Monday, Aug. 30, 1976

Slower, But on Track

In a textbook recovery, it is usually the valiant consumer, checkbook and shopping bags in hand, who spends the way back to economic health, with industry dutifully tagging along behind. So it has been with the present post-recession recovery, at least until recently. In July, according to the Commerce Department, retail sales fell 1.2%, continuing a softening that began to appear in April. Industrial production rose by a scant .2% last month, the smallest increase in nine months. At the same time, the Consumer Price Index, the nation's principal barometer of inflation, rose .5% in July, which translates into an annual rate of 6.2%--the same as in June.
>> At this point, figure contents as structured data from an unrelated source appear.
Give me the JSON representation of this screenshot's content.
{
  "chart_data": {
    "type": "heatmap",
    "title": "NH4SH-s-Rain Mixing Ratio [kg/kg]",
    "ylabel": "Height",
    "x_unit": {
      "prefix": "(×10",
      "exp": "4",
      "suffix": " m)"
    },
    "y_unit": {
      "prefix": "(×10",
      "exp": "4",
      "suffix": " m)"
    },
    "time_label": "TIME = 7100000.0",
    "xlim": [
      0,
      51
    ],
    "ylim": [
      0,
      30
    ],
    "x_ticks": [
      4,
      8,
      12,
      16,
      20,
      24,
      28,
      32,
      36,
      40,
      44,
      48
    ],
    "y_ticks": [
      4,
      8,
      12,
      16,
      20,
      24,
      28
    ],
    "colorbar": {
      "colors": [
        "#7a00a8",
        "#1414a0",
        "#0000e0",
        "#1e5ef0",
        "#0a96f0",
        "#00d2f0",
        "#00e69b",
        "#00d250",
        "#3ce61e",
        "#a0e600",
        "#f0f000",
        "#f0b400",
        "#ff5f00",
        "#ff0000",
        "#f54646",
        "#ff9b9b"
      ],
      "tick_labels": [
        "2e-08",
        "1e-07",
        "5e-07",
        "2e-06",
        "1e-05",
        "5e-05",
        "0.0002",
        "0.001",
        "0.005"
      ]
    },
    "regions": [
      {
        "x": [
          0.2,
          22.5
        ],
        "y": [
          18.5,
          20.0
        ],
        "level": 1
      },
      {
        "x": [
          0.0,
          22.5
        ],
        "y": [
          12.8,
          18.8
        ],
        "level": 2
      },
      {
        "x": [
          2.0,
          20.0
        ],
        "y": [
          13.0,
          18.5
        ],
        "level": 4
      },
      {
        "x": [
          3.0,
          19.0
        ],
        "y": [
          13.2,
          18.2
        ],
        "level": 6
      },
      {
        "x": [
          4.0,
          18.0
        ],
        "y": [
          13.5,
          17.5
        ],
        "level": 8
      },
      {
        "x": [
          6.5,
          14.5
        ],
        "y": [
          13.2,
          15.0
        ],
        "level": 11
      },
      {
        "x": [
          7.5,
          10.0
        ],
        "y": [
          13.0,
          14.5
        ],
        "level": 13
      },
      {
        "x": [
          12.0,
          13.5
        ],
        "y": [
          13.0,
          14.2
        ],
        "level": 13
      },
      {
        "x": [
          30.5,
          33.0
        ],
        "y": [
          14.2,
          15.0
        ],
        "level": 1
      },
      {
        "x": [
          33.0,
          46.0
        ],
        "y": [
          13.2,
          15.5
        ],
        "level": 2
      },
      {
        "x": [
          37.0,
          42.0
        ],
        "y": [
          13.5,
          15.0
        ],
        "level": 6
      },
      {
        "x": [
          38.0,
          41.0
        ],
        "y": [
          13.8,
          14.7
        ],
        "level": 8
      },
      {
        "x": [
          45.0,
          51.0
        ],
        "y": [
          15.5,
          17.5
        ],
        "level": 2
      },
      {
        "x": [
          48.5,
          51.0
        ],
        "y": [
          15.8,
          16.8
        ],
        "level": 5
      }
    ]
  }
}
That rate was about as expected, reflecting mainly higher prices for gasoline, clothing, used cars and some other items. For the year ending in July, the C.P.I, rose only 5.4%--the smallest twelve-month increase since the days of wage and price controls in 1972 and early 1973. Most of that 5.4% rise was traceable to higher energy costs and the rising price of medical care; happily, the cost of food grew only 2% in the past year.

No Blood. In any case, a 5% or 6% inflation rate is consistent with the projections of both liberal and conservative economists for this stage in the recovery. "It just doesn't get your blood pressure up," says Washington University's Murray Weidenbaum, a member of TIME Board of Economists. Higher wholesale prices, in fact, often point to renewed industrial demand for key materials. U.S. Steel spokesmen say that the company's decision earlier this month to raise the price of sheet and strip products by 4.5% indicated, in part, its faith that steel users were prospering and could afford a higher price.

There is little indication that consumers are beginning to get jittery about prices again. "Disposable income is still very disposable," says Franklin Simon, president of Filene's department store in Boston. Some more numbers out of Washington support that view: the Commerce Department announced last week that the aggregate personal income of Americans rose 1% in July, largely because wages had grown more than expected. And when paychecks swell, those lines at the check-out counter are quick to grow too.